Actually, there is also only one intersection for 0 < k \leq 1. Anyway, here's the proof:
Let k > 0. For 0 < k \leq 1, we have k^x constant or decreasing while kx is increasing. Hence it is easy to show that there is only one intersection, in fact at x = 1.
Now assume k > 1 and let f(x) = k^x - kx so that f(x) = 0 whenever k^x = kx.

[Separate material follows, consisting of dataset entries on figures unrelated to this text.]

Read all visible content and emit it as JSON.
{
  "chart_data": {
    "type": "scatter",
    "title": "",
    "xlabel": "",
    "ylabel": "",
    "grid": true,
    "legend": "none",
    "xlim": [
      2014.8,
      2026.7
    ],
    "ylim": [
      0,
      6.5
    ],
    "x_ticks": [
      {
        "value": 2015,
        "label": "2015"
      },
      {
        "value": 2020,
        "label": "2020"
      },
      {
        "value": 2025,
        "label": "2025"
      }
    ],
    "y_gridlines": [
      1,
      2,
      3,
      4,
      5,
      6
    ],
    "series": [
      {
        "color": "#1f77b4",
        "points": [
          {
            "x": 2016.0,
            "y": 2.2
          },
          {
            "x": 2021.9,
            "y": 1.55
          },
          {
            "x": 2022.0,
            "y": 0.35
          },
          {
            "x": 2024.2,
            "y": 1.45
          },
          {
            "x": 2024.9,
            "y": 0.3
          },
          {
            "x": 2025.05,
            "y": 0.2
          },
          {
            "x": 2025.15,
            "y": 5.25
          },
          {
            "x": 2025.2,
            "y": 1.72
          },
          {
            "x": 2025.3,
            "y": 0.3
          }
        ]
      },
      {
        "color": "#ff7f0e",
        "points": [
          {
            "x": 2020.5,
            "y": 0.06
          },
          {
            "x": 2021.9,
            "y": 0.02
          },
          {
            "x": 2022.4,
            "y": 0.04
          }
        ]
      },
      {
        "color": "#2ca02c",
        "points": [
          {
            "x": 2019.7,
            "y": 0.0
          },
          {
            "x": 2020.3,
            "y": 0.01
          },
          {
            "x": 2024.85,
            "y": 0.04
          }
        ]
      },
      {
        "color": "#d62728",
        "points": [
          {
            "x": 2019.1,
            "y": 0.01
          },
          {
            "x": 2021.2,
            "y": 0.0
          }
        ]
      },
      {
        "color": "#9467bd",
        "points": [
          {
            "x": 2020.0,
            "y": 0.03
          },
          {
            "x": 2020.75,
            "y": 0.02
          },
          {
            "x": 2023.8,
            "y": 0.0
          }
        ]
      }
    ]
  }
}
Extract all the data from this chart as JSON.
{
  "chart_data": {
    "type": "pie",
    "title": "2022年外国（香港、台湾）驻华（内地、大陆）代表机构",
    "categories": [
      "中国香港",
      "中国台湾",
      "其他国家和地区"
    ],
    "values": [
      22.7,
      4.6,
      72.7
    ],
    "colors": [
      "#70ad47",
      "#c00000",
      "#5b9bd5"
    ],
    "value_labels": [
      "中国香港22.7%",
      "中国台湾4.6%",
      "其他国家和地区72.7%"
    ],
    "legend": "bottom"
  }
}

Now we can notice a few things.
Firstly, as x \to -\infty, we have k^x \to 0 and kx \to -\infty, and so f(x) \to \infty.
Secondly, as x \to \infty, we have \frac{k^x}{kx} \to \infty since k > 1 and so f(x) \to \infty.
Lastly, we can see that f(1) = k^1 - 1 \cdot k = 0 for any k.
Considering the limits shown above, if f(x) < 0 for some x, then there must be at least two zeros of f by the intermediate value theorem. Thus, if there is only one intersection, we must have f(x) \geq 0 for all x. So f is a minimum at its only zero (which must be 1 by our last observation above). Since f differentiable, this means we must have f'(1) = 0. Since f'(x) = \log(k)k^x - k so the criteria f'(1) = 0 implies \log(k)k - k = 0. But k > 0 and so \log(k) = 1 \implies k = e which you observed.